I’ve found myself in the second camp. I like to write a scene, then go back and revise it immediately two or three times. These initial in-the-moment revisions happen in Scrivener right after I’ve finished the scene. Usually I’ll correct sentence flow, extend things if needed, and correct structural issues in the scene. Usually my raw first attempt at a scene doesn’t come off very polished. Since I’m fresh, it’s easier for me to immediately make a lot of necessary changes.
How to revise
In order to revise well, you need distance from the writing in two ways: time and format. The first is easy: simply wait. The longer you wait, the more powerful your fresh perspective will be when you come back. The second is harder: how do you change the format of your words? Some authors print the whole book out, killing entire forests of trees. Some simply change the font on-screen. No matter how you do it, it helps if you change things up.
Revising on Kindle
In addition to my immediate scene revisions, I also do a second set of revisions every evening. I handle this revision differently: after I’ve finished writing for the day, I use Scrivener to spit out a .mobi file and push that file out to my Kindle Paperwhite.
Then I wait a few hours.
Later that night, if I have some downtime (usually right before bed when I’d normally be reading anyway), I pull out the Kindle and read the last one or two chapters of my novel. I consistently find that reading my work on Kindle makes it feel like a “real book” to me. I’ve spent years reading on Kindle, so seeing my words on its screen causes my brain to switch from writer to reader in a powerful way. Although I haven’t tried printing the thing out (and probably won’t), I imagine this works better.

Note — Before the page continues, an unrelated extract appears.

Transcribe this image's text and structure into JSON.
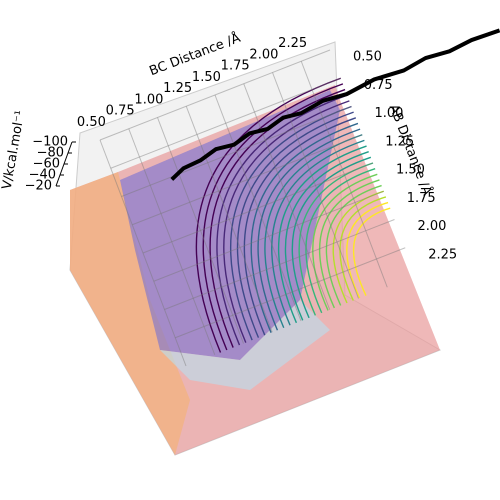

I call this revising on Kindle, but you can’t actually revise on the Kindle. Instead, I keep my MacBook Air next to me while I read. I try to read most of the chapter all at once before I make any changes on the laptop, but sometimes pesky word choices and other sentence-level stuff jumps out at me, and I stop what I’m doing to fix it.
I tend to write short chapters (on purpose), so this whole process doesn’t take very long. Since I’m usually revising three to four scenes (or more) every day using this method, and I’m only writing one or two scenes a day, this means my revisions overlap. The writing gets stronger on a daily basis as I continually revise. Chapters I’d written early in the week read much better later in the week. It’s a cool feeling!
A real book
It feels great to read my writing on Kindle. It feels like I have a real book growing in my hands. Like I’m really doing it. This is really happening.
Daily revisions only work at the sentence and paragraph level, not for big structure or plot changes. I’m an outliner, so at this point in the process I’m just filling in the blanks, writing to the outline from beginning to end. It’s the sentence- and paragraph-level stuff that needs work at this point.
I work this way in all my other disciplines: software, music, games. I like to fully polish stuff out as I go, rather than prototyping quickly and fixing everything later. When I’ve finished the first draft in six months or so, I’ll have much stronger prose than if I hadn’t done any revising at all. My hope is that this will keep me from hating my work at the end, getting depressed and wanting to throw it all out.
What works for me might not work for you
Every writer is different. How do you revise? Do you do it on a daily basis, or spit the whole thing out before circling back? How do you gain distance from the manuscript format itself, to turn yourself into a reader?